1. A $250 million privately held marketing services company. Company was formed through a roll up of entities in the direct marketing, fulfillment, marketing services and call center businesses.

Due to poor integration of acquisitions, over leverage and a poorly conceived consolidated business strategy, the company was unable to service its debt. Representing the mezzanine lenders, we were asked to review the businesses and rationalize its overall strategy (including top line sales expectations, opportunities for cost reductions, improvements in overall process as well as assessing management capabilities). In addition, we assisted in negotiating a new capital structure based on the anticipated performance of the restructured company.

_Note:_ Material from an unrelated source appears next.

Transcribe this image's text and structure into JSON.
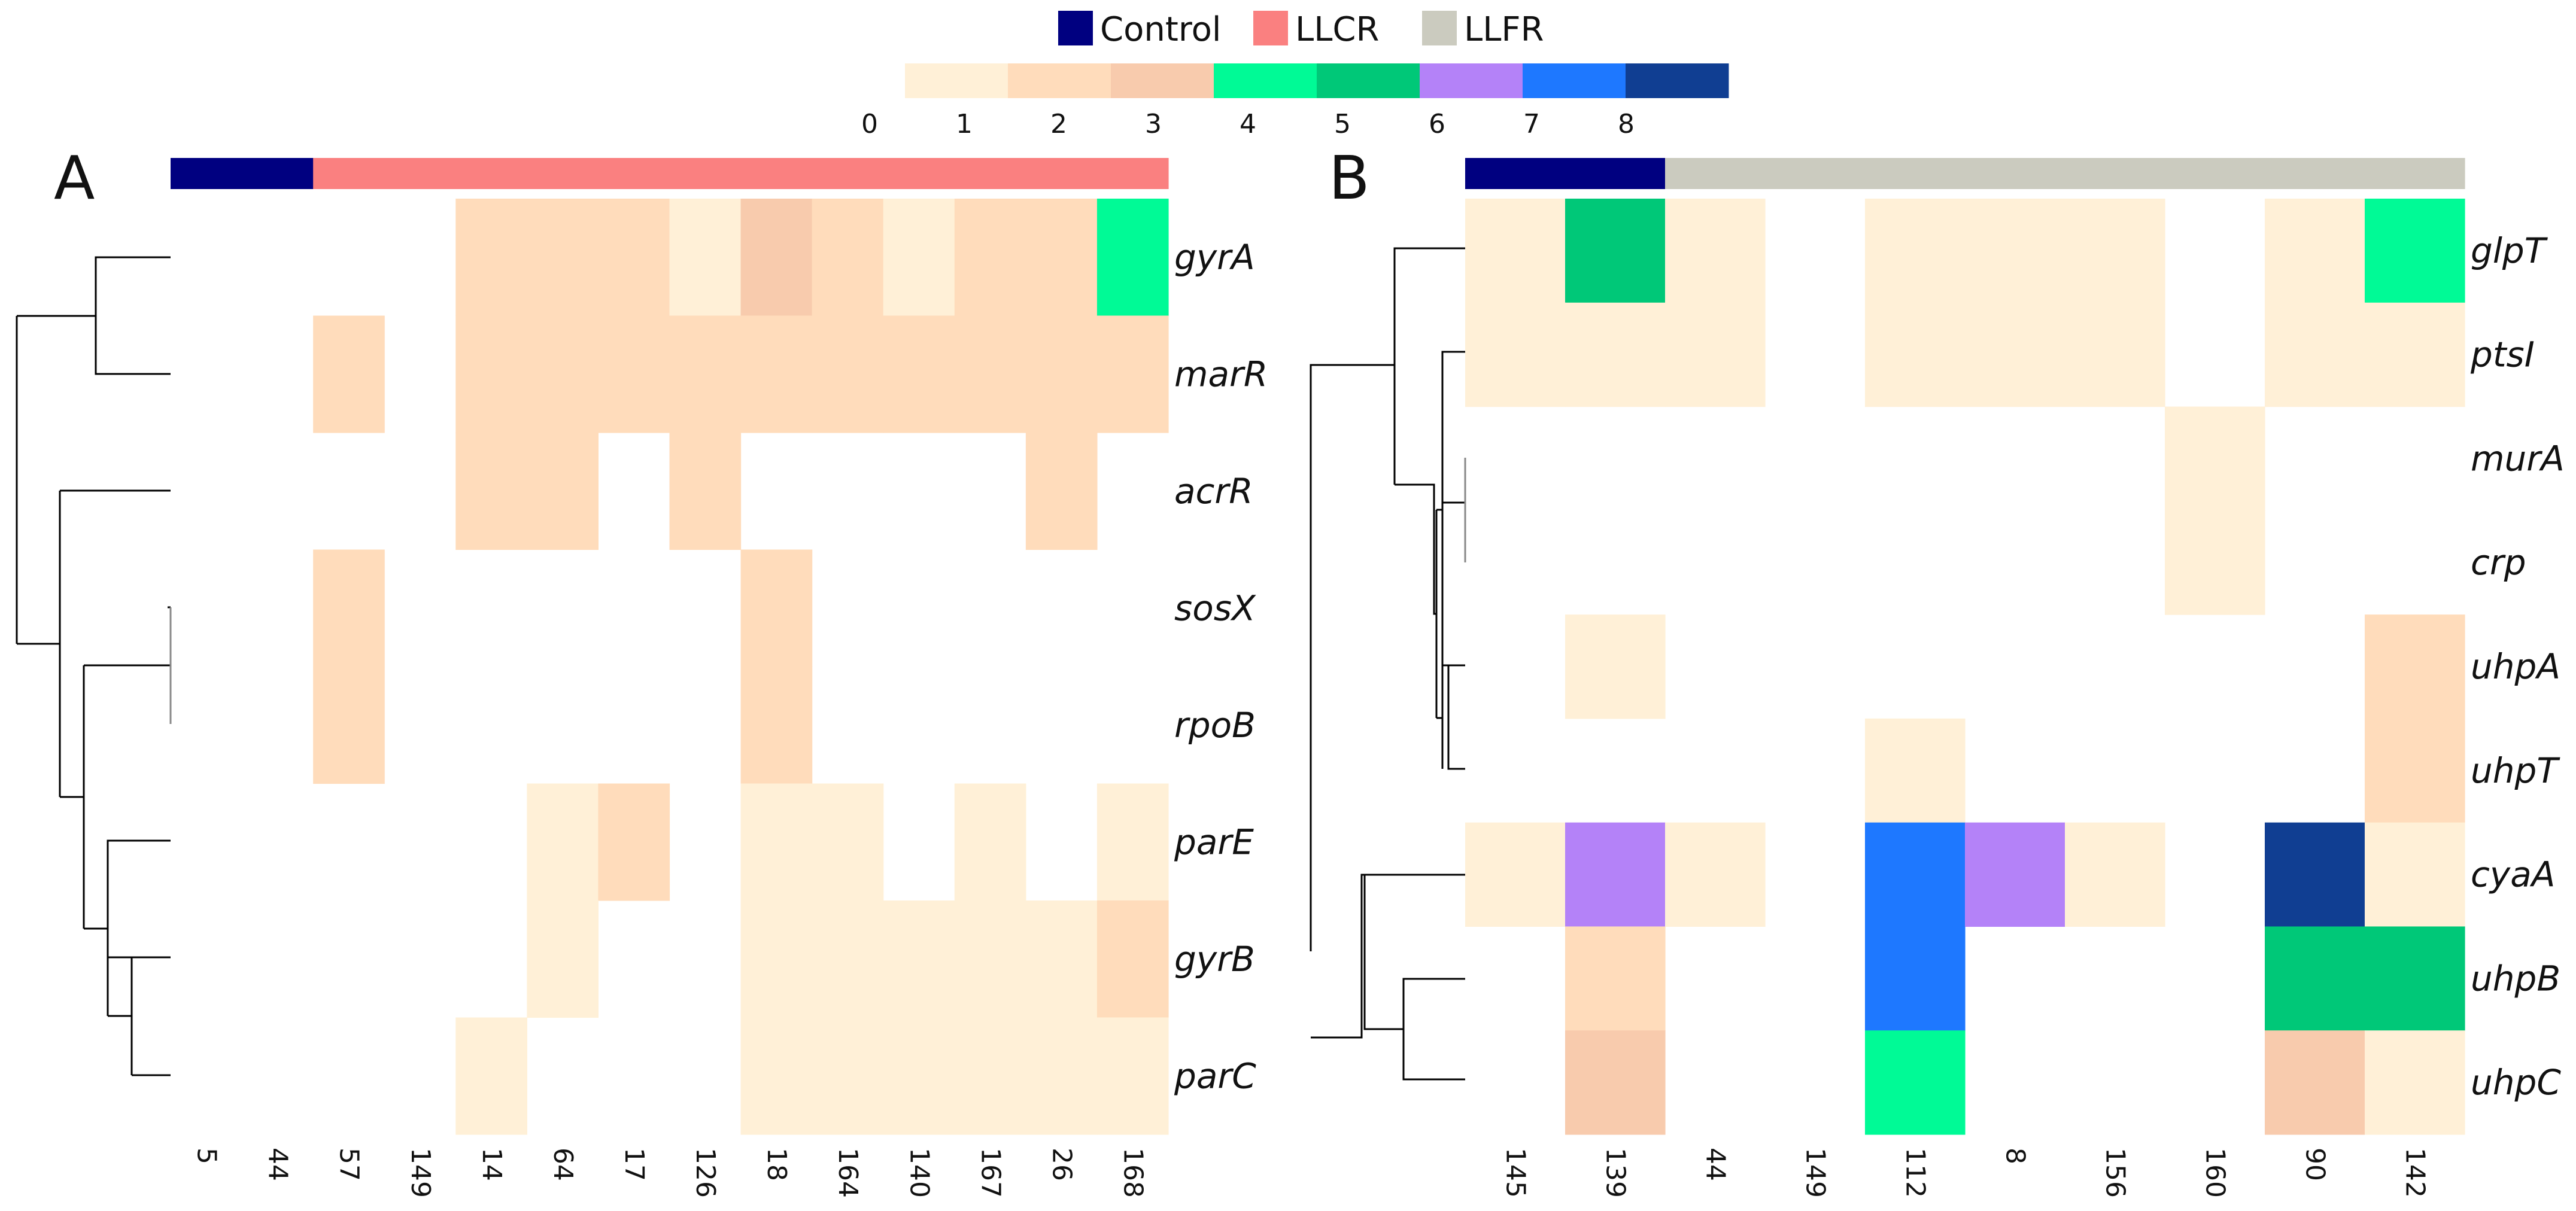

2. A $1.2 billion publicly held manufacturer of plastics   and metal processing equipment.

Due to a economy related decline in sales, this company’s manufacturing facilities were under utilized causing significant operating losses and negative cash flow. We were engaged by the senior lenders to work with the Company in developing and implementing a de-leveraging strategy through an aggressive restructuring of the company. This included an assessment and rationalization of various business lines, capacity requirements and cost saving measures. Through the implementation of this restructuring plan, (which included the sale of various business units, plant shut-downs and head-count reductions), approximately $330 million in senior debt was paid in full.

3. A $250 million privately held wholesale designer / contract manufacturer of children’s clothing.

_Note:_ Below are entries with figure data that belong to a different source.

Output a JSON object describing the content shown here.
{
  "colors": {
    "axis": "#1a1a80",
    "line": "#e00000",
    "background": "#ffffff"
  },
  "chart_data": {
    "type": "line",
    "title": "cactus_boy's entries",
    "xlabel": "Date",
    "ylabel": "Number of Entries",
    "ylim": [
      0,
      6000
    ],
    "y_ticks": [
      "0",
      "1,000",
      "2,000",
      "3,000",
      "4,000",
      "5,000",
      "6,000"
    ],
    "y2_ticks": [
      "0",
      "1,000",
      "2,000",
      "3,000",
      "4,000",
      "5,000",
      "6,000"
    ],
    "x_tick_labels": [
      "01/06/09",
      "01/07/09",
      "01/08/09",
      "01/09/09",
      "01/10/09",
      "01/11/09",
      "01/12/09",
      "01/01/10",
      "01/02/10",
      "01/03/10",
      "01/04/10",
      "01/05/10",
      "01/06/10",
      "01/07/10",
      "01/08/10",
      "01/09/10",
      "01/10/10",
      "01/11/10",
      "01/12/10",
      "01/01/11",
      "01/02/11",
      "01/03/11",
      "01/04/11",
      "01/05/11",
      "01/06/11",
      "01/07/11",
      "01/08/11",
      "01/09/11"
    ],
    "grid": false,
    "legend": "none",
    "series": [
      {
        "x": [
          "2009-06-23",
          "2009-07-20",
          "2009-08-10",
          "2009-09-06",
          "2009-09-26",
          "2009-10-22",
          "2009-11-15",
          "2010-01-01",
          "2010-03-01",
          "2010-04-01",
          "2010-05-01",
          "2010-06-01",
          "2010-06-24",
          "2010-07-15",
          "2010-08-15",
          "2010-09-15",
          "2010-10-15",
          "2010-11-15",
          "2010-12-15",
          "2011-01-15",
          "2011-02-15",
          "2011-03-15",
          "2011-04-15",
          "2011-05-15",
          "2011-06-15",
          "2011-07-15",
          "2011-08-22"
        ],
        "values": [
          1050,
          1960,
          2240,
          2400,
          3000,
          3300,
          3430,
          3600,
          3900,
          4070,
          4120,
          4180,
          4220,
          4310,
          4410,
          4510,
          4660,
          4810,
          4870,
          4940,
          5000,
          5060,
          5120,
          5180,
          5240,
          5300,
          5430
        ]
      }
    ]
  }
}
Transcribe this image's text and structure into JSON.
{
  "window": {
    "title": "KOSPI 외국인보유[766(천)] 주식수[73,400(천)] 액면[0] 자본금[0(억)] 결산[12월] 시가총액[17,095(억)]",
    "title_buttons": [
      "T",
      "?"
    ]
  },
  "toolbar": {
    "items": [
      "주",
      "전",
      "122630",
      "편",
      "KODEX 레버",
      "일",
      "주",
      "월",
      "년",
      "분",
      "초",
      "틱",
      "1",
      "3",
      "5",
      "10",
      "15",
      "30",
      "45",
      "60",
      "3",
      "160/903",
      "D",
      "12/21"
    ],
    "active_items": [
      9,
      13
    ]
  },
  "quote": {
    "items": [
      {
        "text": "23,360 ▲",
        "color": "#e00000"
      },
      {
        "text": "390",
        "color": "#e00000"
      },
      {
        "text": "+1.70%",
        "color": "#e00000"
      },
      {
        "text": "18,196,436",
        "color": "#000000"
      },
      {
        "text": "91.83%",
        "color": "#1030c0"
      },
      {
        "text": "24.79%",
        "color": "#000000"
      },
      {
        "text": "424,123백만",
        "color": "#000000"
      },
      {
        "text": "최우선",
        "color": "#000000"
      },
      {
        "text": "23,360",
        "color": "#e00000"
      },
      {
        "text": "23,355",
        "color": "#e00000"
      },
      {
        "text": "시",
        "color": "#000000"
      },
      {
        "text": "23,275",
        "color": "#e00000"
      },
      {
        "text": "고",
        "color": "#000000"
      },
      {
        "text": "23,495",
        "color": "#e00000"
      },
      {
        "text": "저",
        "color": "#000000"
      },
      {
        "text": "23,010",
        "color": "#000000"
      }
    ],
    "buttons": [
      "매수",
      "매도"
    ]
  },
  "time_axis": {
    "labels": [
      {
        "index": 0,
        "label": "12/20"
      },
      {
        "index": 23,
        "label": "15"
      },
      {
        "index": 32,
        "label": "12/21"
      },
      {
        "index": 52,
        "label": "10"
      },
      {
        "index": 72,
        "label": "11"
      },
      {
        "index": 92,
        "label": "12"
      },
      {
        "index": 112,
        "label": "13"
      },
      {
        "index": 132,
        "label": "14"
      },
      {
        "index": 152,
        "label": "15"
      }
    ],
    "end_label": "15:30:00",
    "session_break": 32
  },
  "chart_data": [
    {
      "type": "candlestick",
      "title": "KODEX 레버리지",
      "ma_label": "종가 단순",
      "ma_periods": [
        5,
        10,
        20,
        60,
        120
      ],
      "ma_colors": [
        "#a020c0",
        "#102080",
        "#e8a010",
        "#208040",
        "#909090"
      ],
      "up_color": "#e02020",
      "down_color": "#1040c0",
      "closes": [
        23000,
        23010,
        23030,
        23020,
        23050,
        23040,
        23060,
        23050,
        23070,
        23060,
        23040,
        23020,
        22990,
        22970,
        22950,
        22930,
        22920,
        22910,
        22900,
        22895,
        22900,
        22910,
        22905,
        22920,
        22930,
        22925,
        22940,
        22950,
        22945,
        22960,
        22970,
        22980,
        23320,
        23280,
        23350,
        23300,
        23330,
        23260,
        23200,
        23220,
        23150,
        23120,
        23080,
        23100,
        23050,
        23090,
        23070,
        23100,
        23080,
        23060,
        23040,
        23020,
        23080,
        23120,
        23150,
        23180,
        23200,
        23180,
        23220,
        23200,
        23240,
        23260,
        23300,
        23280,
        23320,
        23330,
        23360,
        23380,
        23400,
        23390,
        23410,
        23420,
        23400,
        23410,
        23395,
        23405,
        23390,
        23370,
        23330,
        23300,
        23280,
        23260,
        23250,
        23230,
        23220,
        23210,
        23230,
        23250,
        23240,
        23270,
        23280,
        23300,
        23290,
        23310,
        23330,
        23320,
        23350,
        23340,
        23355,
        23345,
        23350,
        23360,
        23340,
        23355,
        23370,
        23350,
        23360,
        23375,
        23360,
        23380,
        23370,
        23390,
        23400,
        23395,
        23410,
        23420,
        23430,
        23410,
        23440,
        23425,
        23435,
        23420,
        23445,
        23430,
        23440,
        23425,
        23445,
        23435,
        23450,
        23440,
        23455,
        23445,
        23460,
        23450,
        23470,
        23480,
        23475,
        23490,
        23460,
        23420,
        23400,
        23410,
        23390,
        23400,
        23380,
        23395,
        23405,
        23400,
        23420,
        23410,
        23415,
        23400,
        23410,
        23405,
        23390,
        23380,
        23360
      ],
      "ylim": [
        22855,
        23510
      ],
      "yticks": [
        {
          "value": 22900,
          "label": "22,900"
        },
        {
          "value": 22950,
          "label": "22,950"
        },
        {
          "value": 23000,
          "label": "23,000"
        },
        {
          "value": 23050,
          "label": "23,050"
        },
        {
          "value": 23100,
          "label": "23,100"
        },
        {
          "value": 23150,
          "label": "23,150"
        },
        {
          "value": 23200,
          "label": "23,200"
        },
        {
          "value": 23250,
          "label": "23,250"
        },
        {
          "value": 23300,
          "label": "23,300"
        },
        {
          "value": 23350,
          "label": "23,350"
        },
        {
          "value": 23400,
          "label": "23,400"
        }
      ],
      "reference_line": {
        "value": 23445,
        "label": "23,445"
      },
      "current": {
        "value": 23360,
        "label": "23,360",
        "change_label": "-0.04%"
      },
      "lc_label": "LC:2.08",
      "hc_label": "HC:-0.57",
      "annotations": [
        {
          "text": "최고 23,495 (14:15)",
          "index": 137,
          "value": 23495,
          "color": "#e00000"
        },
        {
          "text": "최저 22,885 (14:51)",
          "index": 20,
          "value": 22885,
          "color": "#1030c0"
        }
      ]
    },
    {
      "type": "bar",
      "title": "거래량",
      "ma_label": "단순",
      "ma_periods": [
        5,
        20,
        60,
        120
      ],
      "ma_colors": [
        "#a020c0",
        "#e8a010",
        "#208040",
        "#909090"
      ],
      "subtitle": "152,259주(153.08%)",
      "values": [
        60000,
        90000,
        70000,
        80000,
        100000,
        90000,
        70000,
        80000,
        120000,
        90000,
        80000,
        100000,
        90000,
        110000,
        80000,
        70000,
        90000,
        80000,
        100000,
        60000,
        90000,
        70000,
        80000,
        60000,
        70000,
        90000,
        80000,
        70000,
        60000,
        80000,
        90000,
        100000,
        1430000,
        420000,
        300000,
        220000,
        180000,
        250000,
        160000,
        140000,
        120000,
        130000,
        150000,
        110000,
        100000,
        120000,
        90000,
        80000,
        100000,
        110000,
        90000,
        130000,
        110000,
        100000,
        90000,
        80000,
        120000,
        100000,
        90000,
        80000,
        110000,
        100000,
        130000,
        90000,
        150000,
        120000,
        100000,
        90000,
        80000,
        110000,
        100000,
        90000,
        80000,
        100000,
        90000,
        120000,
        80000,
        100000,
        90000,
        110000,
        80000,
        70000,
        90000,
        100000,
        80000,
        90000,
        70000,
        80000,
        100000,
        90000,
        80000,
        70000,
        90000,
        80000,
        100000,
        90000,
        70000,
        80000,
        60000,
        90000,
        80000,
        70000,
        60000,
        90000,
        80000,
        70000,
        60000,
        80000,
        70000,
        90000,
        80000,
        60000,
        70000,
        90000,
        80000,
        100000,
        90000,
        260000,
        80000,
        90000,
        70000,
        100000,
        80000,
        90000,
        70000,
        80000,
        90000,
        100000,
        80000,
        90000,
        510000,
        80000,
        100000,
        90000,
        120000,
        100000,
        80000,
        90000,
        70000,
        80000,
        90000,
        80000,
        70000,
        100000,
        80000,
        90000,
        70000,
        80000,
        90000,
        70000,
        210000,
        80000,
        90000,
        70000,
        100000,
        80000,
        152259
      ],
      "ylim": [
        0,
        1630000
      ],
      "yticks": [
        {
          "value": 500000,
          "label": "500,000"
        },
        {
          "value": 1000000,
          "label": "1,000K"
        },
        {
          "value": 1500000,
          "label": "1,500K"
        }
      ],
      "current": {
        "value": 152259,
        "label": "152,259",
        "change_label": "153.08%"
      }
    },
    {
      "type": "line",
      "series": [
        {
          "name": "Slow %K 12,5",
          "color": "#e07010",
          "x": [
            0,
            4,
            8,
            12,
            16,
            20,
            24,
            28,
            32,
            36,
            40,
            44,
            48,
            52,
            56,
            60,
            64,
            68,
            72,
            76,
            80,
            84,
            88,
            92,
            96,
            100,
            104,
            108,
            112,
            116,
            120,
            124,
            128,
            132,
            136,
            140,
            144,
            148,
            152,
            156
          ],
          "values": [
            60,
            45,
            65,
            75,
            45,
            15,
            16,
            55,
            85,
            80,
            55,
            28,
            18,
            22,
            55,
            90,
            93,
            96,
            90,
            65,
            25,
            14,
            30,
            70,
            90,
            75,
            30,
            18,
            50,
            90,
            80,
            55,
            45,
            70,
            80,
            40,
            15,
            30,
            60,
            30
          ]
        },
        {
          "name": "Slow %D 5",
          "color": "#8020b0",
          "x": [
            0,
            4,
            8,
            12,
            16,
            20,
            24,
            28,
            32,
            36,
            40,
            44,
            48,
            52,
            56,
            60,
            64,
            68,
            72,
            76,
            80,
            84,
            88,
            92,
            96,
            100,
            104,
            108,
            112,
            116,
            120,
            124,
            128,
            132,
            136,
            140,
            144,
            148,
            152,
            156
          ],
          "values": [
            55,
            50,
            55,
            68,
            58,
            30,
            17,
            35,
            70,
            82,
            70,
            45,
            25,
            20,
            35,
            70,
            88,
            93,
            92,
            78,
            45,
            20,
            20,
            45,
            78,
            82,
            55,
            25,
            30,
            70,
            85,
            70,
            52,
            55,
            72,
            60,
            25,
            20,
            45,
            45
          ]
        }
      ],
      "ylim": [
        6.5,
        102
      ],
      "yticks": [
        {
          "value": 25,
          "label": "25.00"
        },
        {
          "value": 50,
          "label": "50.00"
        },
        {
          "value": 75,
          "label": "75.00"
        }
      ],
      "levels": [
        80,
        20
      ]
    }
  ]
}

The company, recently acquired through a combination of private equity and debt, was seeing poor performance with its licensed brands / private label business and experiencing significant margin pressures from “big box” retailers. With its working capital financing facility in an overdrawn position and a threat of default, we were engaged by the Senior lender to review opportunities for performance improvements, (including the rationalization of brands) and recommend restructuring alternatives that ultimately drove negotiations toward restructuring the business.

4. A $300 million publicly traded (debt) specialty foods retailer / franchisor.

Highly dependent on mall traffic, this well known specialty foods retailer was experiencing a decline in sales, profitability and cash flow. In technical default with its senior lenders, we were engaged to evaluate management capabilities as well as management’s proposed restructuring plan.

5. A publicly held manufacturer of interference mitigation equipment targeting the wireless telephone industry.

A company brought public prematurely; this business was experiencing product quality problems as well as underperformance in its top line growth. We were engaged to assist the company in developing a business plan to drive future growth. This included an assessment of the company’s target markets and size of those markets, its current product offering and market potential for those products, and an evaluation of internal capabilities (manufacturing, marketing, sales) and future needs (manpower, capital).

6. A $400 million plastics injection molding company.

Forced into involuntary bankruptcy by creditors, we were engaged as interim management to develop and implement a restructuring plan that ultimately led to this company confirming a plan of reorganization and emerging from bankruptcy. Work included an assessment and reorganization of management; rationalization of customers, product lines, and manufacturing facilities; negotiation with creditors and ultimately development and confirmation of the plan with the bankruptcy court.

7. A recently acquired, $100 million privately held manufacturer of vitamin and mineral supplements.

Due to the loss of its largest customer, this highly leveraged company could no longer service its debt. Engaged by the mezzanine lenders, we were asked to rationalize this business and confirm a strategy to restructure the company outside of bankruptcy. A detailed assessment of the business and its future performance capability drove negotiations with equity holders and senior lenders to an ultimate consensual restructuring of this business.